Valdosta Daily Times

Z_CNHI News Service

August 22, 2013

Obama seeks 'better bargain' for college

AMHERST, N.Y. — President Barack Obama wants the government to rate colleges on their affordability and cost effectiveness, with scores tied to how much federal aid students can receive. He said the scores -- ideally in place within two years -- will consider factors such as graduation rates, tuition, student loan debt and graduates' earning potential.

The ratings are part of a sweeping overhaul of the nation's higher education system that Obama says will give a "better bargain" to the middle class. He described the plan aimed at making college more affordable before a crowd of about 7,000 people at the University of Buffalo on Thursday morning.

"We can't price the middle class and everybody trying to get into the middle class out of a higher education," Obama said. He described keeping soaring tuition costs in check as an "economic imperative." Otherwise, he said, college costs will "stifle economic mobility for generations."

Obama said tuition to the nation's public four-year colleges and universities has increased 250 percent in the past three decades, while income has risen just 16 percent. The projected cost of higher education. he said, has become "a crisis in terms of college affordability and student debt."
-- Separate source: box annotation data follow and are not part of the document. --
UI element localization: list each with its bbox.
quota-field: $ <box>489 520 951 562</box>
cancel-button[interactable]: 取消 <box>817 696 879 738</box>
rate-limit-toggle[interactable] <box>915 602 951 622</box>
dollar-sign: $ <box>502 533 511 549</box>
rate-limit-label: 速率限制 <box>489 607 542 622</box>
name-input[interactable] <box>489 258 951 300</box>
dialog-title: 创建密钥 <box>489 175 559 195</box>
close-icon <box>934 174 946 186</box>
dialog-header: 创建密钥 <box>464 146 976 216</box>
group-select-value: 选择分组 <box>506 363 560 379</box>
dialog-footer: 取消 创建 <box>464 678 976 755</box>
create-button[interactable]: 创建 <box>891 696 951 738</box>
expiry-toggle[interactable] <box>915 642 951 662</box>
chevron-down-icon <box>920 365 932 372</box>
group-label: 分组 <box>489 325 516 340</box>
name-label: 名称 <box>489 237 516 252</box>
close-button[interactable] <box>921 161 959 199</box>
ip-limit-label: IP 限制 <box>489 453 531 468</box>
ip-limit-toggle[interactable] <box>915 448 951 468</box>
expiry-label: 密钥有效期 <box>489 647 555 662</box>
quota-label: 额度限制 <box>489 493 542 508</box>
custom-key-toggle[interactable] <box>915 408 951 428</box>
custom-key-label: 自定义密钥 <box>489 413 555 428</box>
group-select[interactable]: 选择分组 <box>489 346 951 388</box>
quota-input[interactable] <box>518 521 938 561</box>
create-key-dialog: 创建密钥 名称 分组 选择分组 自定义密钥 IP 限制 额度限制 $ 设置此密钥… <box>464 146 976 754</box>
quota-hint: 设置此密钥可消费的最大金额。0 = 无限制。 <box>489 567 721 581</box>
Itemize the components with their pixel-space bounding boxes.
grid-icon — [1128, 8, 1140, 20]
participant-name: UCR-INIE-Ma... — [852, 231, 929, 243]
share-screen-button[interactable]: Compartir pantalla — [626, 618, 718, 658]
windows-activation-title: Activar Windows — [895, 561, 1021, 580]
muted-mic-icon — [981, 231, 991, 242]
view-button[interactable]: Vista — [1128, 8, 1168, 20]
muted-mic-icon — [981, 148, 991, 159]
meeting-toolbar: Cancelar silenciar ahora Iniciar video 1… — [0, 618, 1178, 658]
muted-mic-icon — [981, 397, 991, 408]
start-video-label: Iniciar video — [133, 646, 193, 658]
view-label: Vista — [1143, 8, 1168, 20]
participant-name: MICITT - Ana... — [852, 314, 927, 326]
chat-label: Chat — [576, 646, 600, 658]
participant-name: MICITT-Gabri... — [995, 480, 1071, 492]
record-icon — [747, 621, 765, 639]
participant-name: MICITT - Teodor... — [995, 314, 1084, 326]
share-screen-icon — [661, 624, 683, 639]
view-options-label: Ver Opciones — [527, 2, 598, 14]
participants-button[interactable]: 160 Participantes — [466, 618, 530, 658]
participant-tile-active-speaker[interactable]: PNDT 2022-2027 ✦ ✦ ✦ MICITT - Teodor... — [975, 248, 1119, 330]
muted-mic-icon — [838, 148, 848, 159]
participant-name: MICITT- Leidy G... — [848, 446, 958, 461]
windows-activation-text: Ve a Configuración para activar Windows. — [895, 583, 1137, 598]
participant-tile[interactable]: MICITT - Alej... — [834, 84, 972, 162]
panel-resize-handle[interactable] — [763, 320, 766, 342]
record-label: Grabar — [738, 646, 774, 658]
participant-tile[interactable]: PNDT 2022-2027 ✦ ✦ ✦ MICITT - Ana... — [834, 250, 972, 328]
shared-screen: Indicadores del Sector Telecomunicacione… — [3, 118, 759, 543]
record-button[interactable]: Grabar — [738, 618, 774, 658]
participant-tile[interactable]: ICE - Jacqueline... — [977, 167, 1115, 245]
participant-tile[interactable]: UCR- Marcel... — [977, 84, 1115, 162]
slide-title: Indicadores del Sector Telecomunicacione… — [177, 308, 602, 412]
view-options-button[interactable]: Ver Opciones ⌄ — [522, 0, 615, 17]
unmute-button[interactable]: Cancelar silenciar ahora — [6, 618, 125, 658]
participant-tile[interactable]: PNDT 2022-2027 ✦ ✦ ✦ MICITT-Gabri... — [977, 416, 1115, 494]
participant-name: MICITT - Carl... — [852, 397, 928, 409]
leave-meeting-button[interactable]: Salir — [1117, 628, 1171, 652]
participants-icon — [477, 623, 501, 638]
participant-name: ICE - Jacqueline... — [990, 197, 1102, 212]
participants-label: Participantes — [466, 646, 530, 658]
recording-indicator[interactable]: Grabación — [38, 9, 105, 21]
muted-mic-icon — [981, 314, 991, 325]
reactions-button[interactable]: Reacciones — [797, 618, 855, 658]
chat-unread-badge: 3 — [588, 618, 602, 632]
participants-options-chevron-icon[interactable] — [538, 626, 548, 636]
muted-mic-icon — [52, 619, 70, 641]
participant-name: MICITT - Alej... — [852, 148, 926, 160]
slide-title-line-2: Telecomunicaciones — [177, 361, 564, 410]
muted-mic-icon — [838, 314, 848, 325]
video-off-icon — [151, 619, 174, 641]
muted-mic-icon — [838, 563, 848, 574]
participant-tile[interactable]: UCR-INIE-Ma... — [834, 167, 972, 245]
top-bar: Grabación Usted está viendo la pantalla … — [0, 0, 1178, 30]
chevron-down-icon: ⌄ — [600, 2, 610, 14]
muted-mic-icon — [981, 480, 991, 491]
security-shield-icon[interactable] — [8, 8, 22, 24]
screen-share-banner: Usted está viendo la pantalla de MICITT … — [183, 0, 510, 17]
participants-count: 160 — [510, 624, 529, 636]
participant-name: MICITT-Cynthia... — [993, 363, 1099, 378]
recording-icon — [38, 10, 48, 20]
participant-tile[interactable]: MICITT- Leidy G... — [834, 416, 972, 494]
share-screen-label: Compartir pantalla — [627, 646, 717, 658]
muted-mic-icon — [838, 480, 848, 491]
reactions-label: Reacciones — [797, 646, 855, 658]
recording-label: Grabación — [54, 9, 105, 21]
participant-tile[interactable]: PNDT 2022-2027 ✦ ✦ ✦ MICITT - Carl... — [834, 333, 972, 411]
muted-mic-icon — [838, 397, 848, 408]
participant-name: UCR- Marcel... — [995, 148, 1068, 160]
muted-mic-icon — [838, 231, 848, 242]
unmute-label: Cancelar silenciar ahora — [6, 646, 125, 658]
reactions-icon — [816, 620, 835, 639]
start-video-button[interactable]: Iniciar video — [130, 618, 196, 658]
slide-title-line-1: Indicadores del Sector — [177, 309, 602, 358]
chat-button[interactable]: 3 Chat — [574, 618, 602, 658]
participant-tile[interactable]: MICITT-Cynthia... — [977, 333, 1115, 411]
An average college student graduates from a four-year school with $26,000 in debt.

"The system's current trajectory is not sustainable," he said.

Obama visited the university on move-in day, as about 5,000 students descended on campus with mini-fridges and futons in tow. He described a three-part reform, beginning with the ratings.

"There are schools out there that have higher default rates than graduation rates," he said. "It's time to stop rewarding schools that are not producing results." 

In addition, Obama described plans to spur competition among colleges through innovation, including programs for students to earn degrees more quickly, receive college credit for work done in high school and receive online credits.